2)      Duration: have you defined the overall duration of the workflow? How long should the call center interaction by?

3)      Downstream processing: Have you defined when the data from the workflow must be available for the downstream workflows?  For instance, after collecting a customers demographic information and vehicle information, when is it available for rating a policy? 30 seconds, 24 hours?

4)      Business transactions: These support the workflow. Have performance critical business transaction been defined, with response time goals?

5)      System Transactions: These support the business transactions. Have you defined the response time goals for critical systems transactions supporting the critical business transactions?  This is where share system transaction can be found, have your requirements captured enough performance information to tell the developer how fast this system transaction must be and how many transactions per second it will support?

6)      Performance budget: Now that you have a business transaction response time goal, have you allocated the response among all the technical components supporting the business transaction?

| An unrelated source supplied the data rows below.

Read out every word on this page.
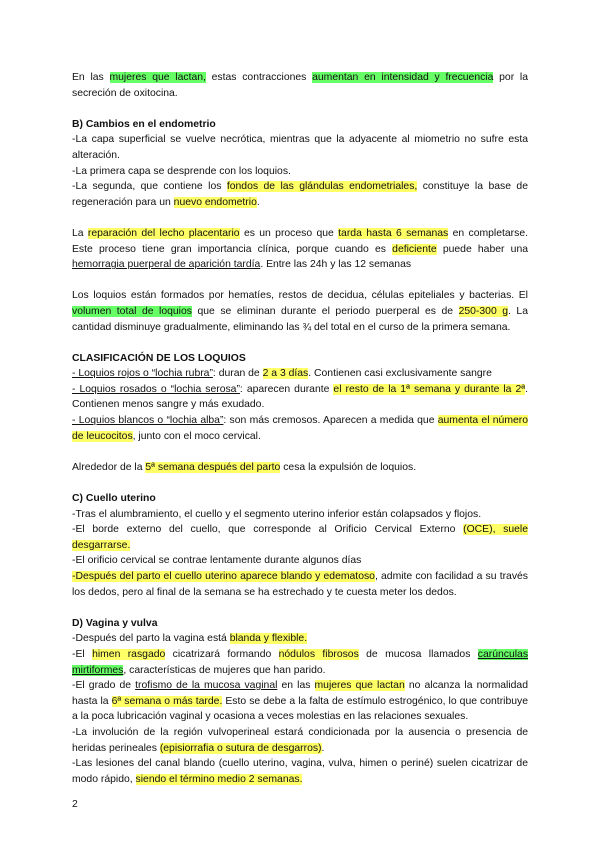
En las mujeres que lactan, estas contracciones aumentan en intensidad y frecuencia por la secreción de oxitocina.

B) Cambios en el endometrio

-La capa superficial se vuelve necrótica, mientras que la adyacente al miometrio no sufre esta alteración.

-La primera capa se desprende con los loquios.

-La segunda, que contiene los fondos de las glándulas endometriales, constituye la base de regeneración para un nuevo endometrio.

La reparación del lecho placentario es un proceso que tarda hasta 6 semanas en completarse. Este proceso tiene gran importancia clínica, porque cuando es deficiente puede haber una hemorragia puerperal de aparición tardía. Entre las 24h y las 12 semanas

Los loquios están formados por hematíes, restos de decidua, células epiteliales y bacterias. El volumen total de loquios que se eliminan durante el periodo puerperal es de 250-300 g. La cantidad disminuye gradualmente, eliminando las ¾ del total en el curso de la primera semana.

CLASIFICACIÓN DE LOS LOQUIOS

- Loquios rojos o “lochia rubra”: duran de 2 a 3 días. Contienen casi exclusivamente sangre

- Loquios rosados o “lochia serosa”: aparecen durante el resto de la 1ª semana y durante la 2ª. Contienen menos sangre y más exudado.

- Loquios blancos o “lochia alba”: son más cremosos. Aparecen a medida que aumenta el número de leucocitos, junto con el moco cervical.

Alrededor de la 5ª semana después del parto cesa la expulsión de loquios.

C) Cuello uterino

-Tras el alumbramiento, el cuello y el segmento uterino inferior están colapsados y flojos.

-El borde externo del cuello, que corresponde al Orificio Cervical Externo (OCE), suele desgarrarse.

-El orificio cervical se contrae lentamente durante algunos días

-Después del parto el cuello uterino aparece blando y edematoso, admite con facilidad a su través los dedos, pero al final de la semana se ha estrechado y te cuesta meter los dedos.

D) Vagina y vulva

-Después del parto la vagina está blanda y flexible.

-El himen rasgado cicatrizará formando nódulos fibrosos de mucosa llamados carúnculas mirtiformes, características de mujeres que han parido.

-El grado de trofismo de la mucosa vaginal en las mujeres que lactan no alcanza la normalidad hasta la 6ª semana o más tarde. Esto se debe a la falta de estímulo estrogénico, lo que contribuye a la poca lubricación vaginal y ocasiona a veces molestias en las relaciones sexuales.

-La involución de la región vulvoperineal estará condicionada por la ausencia o presencia de heridas perineales (episiorrafia o sutura de desgarros).

-Las lesiones del canal blando (cuello uterino, vagina, vulva, himen o periné) suelen cicatrizar de modo rápido, siendo el término medio 2 semanas.

2
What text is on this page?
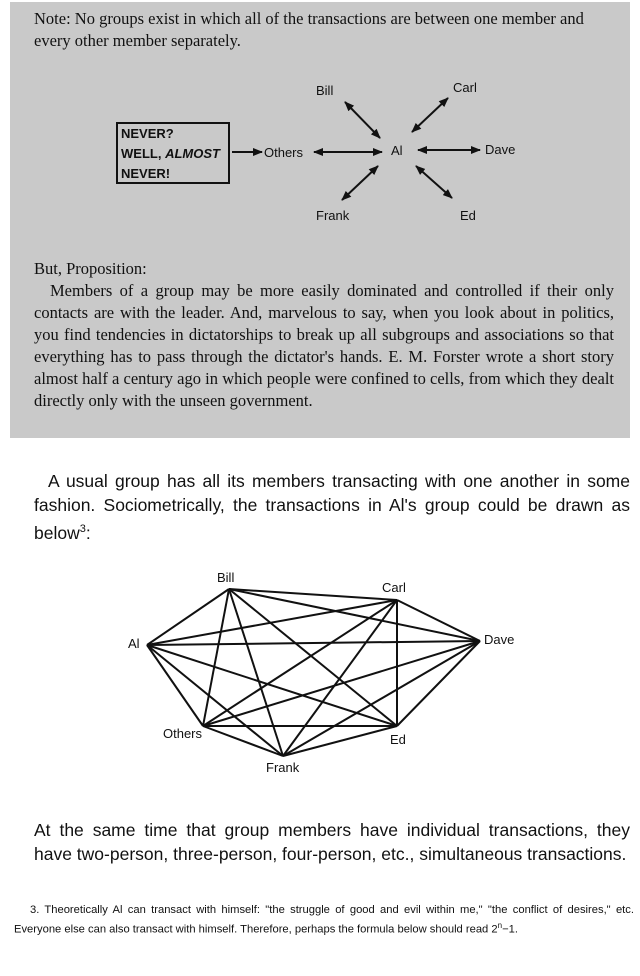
Note: No groups exist in which all of the transactions are between one member and every other member separately.

NEVER?
WELL, ALMOST
NEVER!
Al
Bill	Carl
Dave
Ed
Frank
Others
But, Proposition:

Members of a group may be more easily dominated and controlled if their only contacts are with the leader. And, marvelous to say, when you look about in politics, you find tendencies in dictatorships to break up all subgroups and associations so that everything has to pass through the dictator's hands. E. M. Forster wrote a short story almost half a century ago in which people were confined to cells, from which they dealt directly only with the unseen government.

A usual group has all its members transacting with one another in some fashion. Sociometrically, the transactions in Al's group could be drawn as below$^3$:

Bill
Carl
Al	Dave
Others	Ed
Frank

At the same time that group members have individual transactions, they have two-person, three-person, four-person, etc., simultaneous transactions.

3. Theoretically Al can transact with himself: "the struggle of good and evil within me," "the conflict of desires," etc. Everyone else can also transact with himself. Therefore, perhaps the formula below should read $2^n-1$.
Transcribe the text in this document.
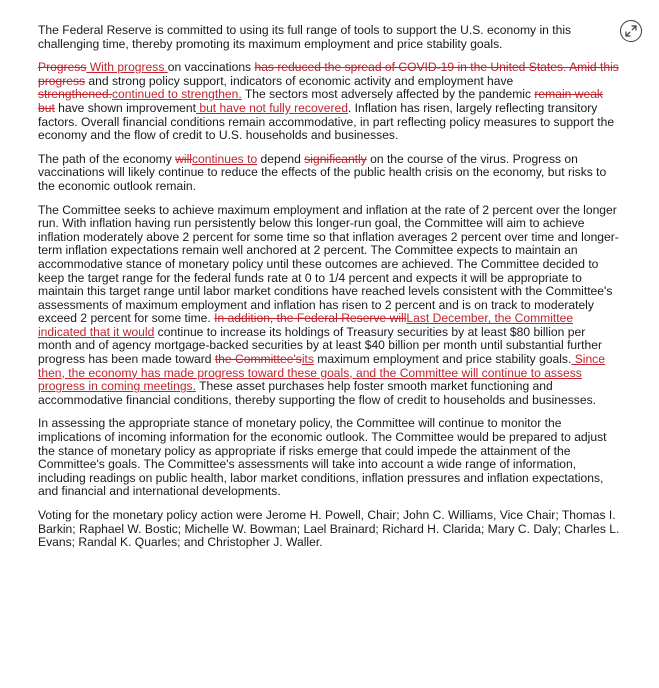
The Federal Reserve is committed to using its full range of tools to support the U.S. economy in this challenging time, thereby promoting its maximum employment and price stability goals.

Progress With progress on vaccinations has reduced the spread of COVID-19 in the United States. Amid this progress and strong policy support, indicators of economic activity and employment have strengthened.continued to strengthen. The sectors most adversely affected by the pandemic remain weak but have shown improvement but have not fully recovered. Inflation has risen, largely reflecting transitory factors. Overall financial conditions remain accommodative, in part reflecting policy measures to support the economy and the flow of credit to U.S. households and businesses.

The path of the economy willcontinues to depend significantly on the course of the virus. Progress on vaccinations will likely continue to reduce the effects of the public health crisis on the economy, but risks to the economic outlook remain.

The Committee seeks to achieve maximum employment and inflation at the rate of 2 percent over the longer run. With inflation having run persistently below this longer-run goal, the Committee will aim to achieve inflation moderately above 2 percent for some time so that inflation averages 2 percent over time and longer-term inflation expectations remain well anchored at 2 percent. The Committee expects to maintain an accommodative stance of monetary policy until these outcomes are achieved. The Committee decided to keep the target range for the federal funds rate at 0 to 1/4 percent and expects it will be appropriate to maintain this target range until labor market conditions have reached levels consistent with the Committee's assessments of maximum employment and inflation has risen to 2 percent and is on track to moderately exceed 2 percent for some time. In addition, the Federal Reserve willLast December, the Committee indicated that it would continue to increase its holdings of Treasury securities by at least $80 billion per month and of agency mortgage-backed securities by at least $40 billion per month until substantial further progress has been made toward the Committee'sits maximum employment and price stability goals. Since then, the economy has made progress toward these goals, and the Committee will continue to assess progress in coming meetings. These asset purchases help foster smooth market functioning and accommodative financial conditions, thereby supporting the flow of credit to households and businesses.

In assessing the appropriate stance of monetary policy, the Committee will continue to monitor the implications of incoming information for the economic outlook. The Committee would be prepared to adjust the stance of monetary policy as appropriate if risks emerge that could impede the attainment of the Committee's goals. The Committee's assessments will take into account a wide range of information, including readings on public health, labor market conditions, inflation pressures and inflation expectations, and financial and international developments.

Voting for the monetary policy action were Jerome H. Powell, Chair; John C. Williams, Vice Chair; Thomas I. Barkin; Raphael W. Bostic; Michelle W. Bowman; Lael Brainard; Richard H. Clarida; Mary C. Daly; Charles L. Evans; Randal K. Quarles; and Christopher J. Waller.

You should create a system interaction diagram to help with this, defining the time allocated across the tiers; client, web, application, message hub, database.

7)      Database query requests: Have you categorized your database queries? Simple transactions to the complex? Is there a response time goal for each? Is there difference between the first request and subsequent request?

8)      Report requests: Have you categorized the report request types?  Simple reports are 2 seconds, complex multi table grouping, ordering reports take longer that cross fiscal quarters?

9)      Discussion and negotiation with the end-user or business sponsor.  All along you must be in discussion with business people who own the system. The role of the architect is to work with the business to tell them what is possible and how much it will cost. The business priorities are critical.  The business might want to spend the extra money to have near real time reporting to gain advantage or they might be satisfied with a four hour reporting window.

 How to handle the response time discussion

Categorize: You should look to categorize the response time into; satisfied, tolerating, frustrated and abandonment. Two seconds could keep the people satisfied, while eight seconds will make them frustrated for an online transaction.  Another transaction at five seconds could keep people satisfied and 15 seconds make them frustrated.

Percentiles: You need to establish a goal for what percentage of the user population would be satisfied, 50th, 80th, 90th percentile? 90 percent of the people should have a satisfied experience.

Under what load: You need to discuss with the business people that there is a normal workload, a peak workload, an above peak workload and define target for each.  This business might ok with a relaxed target where the people are tolerating or frustrated for a period of time during a peak load for a short duration.